The brand name association with Android over the years has struggled with each phone released as the companies who make them are having a power struggle to have the best phone. Do you buy a Samsung, an HTC, a MOTO, an LG.. With Android you have Motorola who came into the picture as the front runner with the original Droid, but quietly from the darkness emerged a little company called HTC who overlaid their own UI on the Android device and quickly overtook Motorola, now it seems Samsung is ahead as a prominent Android manufacturer. But each of these is a different Android experience, because they all skin the operating system differently. It isn’t unified by what manufacturer you like, but more about the user experience. So most of the users will never even see Google’s latest updates and features like the walled in garden of iOS.
Now that Google has entered their own market with the Pixel series of phones for the stock android experience and over the air updates, there is even more dilution.

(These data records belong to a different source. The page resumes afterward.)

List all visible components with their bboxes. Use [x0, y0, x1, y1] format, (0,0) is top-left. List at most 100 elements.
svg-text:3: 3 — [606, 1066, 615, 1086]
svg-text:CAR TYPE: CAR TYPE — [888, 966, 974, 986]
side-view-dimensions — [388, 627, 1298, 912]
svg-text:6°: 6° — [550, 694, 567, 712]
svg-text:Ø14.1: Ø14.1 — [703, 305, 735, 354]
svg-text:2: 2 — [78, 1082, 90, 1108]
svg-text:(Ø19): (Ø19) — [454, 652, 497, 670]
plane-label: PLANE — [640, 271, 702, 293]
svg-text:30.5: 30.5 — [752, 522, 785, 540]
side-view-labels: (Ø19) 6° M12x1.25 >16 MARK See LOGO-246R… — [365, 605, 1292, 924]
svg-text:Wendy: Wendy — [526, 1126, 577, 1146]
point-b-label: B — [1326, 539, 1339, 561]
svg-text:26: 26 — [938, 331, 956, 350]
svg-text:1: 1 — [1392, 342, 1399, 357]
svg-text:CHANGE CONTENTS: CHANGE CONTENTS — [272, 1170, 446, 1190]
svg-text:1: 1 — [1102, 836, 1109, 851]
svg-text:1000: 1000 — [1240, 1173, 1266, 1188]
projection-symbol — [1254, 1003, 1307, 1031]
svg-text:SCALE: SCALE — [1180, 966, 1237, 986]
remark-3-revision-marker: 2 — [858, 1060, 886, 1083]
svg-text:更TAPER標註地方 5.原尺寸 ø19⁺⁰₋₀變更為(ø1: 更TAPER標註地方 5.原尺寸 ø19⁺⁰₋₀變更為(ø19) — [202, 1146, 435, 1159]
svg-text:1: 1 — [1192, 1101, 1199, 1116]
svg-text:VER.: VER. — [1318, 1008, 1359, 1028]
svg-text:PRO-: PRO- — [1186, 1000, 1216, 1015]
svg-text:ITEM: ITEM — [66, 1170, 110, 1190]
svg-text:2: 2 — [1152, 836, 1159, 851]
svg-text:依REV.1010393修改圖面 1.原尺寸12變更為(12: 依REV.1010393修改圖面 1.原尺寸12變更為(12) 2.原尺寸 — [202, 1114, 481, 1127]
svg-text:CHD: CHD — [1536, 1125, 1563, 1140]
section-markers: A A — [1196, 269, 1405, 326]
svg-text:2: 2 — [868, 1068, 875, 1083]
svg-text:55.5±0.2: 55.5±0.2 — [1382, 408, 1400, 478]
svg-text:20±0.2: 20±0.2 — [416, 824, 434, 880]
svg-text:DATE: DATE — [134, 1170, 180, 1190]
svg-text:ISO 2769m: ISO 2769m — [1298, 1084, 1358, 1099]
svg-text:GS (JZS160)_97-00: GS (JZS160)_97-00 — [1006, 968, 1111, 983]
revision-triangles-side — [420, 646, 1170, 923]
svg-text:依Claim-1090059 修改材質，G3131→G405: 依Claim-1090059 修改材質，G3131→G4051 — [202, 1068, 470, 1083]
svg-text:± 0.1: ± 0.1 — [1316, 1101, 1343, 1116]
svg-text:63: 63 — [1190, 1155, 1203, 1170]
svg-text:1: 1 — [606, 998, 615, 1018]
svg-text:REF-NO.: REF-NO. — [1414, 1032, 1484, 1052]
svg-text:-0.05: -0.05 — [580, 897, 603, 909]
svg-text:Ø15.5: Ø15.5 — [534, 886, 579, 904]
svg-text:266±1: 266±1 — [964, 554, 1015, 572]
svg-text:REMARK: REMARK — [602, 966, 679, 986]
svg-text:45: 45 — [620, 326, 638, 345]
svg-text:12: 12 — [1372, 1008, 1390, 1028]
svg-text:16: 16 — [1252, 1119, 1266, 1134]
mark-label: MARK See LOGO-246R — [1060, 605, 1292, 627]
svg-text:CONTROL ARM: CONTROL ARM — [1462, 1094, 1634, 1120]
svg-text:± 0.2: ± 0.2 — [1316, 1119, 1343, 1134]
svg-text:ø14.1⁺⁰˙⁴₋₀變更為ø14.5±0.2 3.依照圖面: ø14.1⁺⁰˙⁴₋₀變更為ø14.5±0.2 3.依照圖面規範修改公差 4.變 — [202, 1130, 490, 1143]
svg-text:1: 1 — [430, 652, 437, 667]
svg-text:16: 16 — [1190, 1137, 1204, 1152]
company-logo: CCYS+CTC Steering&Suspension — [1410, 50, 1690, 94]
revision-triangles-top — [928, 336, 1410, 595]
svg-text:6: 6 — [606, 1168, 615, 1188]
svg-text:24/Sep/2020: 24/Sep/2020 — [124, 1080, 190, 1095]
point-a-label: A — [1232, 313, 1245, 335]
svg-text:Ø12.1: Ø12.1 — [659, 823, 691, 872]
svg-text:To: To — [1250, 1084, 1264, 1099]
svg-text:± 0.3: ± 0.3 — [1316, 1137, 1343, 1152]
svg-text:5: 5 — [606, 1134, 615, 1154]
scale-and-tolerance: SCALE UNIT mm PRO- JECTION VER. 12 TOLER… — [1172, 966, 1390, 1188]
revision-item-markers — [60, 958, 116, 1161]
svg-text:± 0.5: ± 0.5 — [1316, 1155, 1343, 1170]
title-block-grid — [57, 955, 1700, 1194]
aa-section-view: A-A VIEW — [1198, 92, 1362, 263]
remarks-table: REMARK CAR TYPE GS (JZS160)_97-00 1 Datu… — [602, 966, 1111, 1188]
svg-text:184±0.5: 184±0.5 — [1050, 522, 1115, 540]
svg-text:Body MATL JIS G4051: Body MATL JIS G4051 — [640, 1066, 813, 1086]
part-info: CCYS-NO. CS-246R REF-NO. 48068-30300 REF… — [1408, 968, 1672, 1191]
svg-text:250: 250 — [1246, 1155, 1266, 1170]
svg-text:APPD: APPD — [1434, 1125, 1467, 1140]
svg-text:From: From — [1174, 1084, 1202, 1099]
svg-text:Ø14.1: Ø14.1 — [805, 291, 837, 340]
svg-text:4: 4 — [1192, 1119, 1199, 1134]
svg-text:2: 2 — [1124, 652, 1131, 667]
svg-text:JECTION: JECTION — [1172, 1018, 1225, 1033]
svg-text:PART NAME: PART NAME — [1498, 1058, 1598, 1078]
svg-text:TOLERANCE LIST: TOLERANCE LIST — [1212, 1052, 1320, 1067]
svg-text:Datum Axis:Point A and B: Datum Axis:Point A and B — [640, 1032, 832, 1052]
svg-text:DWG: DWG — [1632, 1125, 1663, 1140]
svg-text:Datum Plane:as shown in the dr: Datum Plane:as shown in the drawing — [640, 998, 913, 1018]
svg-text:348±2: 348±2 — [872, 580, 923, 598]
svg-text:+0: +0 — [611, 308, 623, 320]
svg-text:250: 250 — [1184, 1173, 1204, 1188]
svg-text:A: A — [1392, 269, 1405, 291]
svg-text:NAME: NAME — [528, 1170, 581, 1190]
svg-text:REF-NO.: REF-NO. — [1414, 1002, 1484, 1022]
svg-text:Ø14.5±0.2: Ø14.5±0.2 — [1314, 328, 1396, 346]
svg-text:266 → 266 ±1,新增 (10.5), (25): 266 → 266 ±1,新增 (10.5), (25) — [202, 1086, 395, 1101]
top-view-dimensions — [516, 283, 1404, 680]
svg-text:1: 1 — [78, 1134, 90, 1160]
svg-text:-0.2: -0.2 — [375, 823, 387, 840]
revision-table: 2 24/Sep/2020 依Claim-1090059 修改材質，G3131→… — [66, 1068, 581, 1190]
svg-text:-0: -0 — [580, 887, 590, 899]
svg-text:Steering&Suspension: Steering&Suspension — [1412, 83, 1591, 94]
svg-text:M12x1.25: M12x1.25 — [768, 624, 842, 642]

When I, the consumer, go to the store, I am doing the opposite of what I should when shopping for a new Android phone; I am looking at specs of the all the different “brands” of Droid. Checking their specs and listening to the reps telling me which has X feature and which does not…
In the end it is about the user experience now that technology has pretty much evened out on most phones, even if the new iPhone has a CRAZY benchmark score.
I like choice, but I don’t want the choice to be a sacrifice.
Brick and Mortar, even today is really important:
Something even more important these days is customer service. You have these top brands like Google Pixel and Samsung Galaxy, but where do you go when you have an issue with your phone? Do you go to Google’s hidden web chat service? Do you bring your phone to you carrier and deal with their spotty customer service? Why doesn’t the Google Pixel get sold at the Google Store or the Samsung phones have a Samsung Kiosk like Microsoft did with their windows phones? I tell you what, “Genius” or not, the idea and high level of customer care at the Apple store is a HUGE selling point for me. Never have I walked into an Apple store thinking, “This is going to be a headache”. Same with their online and phone support.
Unity and the Blue Bubbles:
Like Blackberry did with their Blackberry messenger, iPhone created iMessage. An exclusive club for iPhone users to chat with one another using advanced features that can only be experienced on iOS or MacOS. While some might see this as a shitty way to shame people into wanting an iPhone, I see as a genius tool that has been proven to keep customers engaged in a platform time and time again.
Even with the Stigma android users feel for having a green bubble, the solution is rather simple: Google, MAKE A UNIFIED CHAT CLIENT LIKE iMESSAGE FOR ANDROID. No not the 6 different apps you have created for chat, video, chat again, and then shut them down because they don’t work. I am talking about replacing the stock android SMS app and unifying it across all android devices. At that point with the adoption rate of Android, it would actually have a larger following than iPhone users. The problem? That fragmentation again. How can you guarantee those on older versions of android get it? Not to mention the SMS experience on Android sucks compared to iMessage. It just handles rich information much better.
When all is said and done:
iOS and Android are so much in line with one another in terms of functionality and the hardware is almost even when it comes to flagship devices. But the user experience still suffers from so many aspects on Android. iOS is not without it’s shortcomings, I AM LOOKING AT YOU NOTIFICATIONS…
But word of mouth is the best AD campaign anyone can ask for. With the iPhone you know what to tell your friends, with Android, you are still not quite sure what to say or which phone to suggest to them, because your phone is a month old and the newest Android might be coming out next week, and trying to explain to someone that if they wait a month they might get the latest software upgrade, is like telling a 3 year old he might be able to watch TV if he eats his vegetables.
So I feel without a doubt, even with some Android features on the Stock/Latest versions of the operating system you may get some really awesome enhancements from a very long in the tooth iOS experience, due to a polished nature of iOS, unity with all others using iOS on old and new devices, Apple is the winner. Not because I am a fanboy but because it just makes more sense to get the device that doesn’t give me buyers remorse a month later and with new features like uniformed apps over the platform I will want my friends to have it too. It has a community feel and congruency therefore I am more likely to suggest it to my friends so I can interact with them on the device. Don’t believe me? Try snapchat on Android and then try it on iOS. Truly, what the fuck?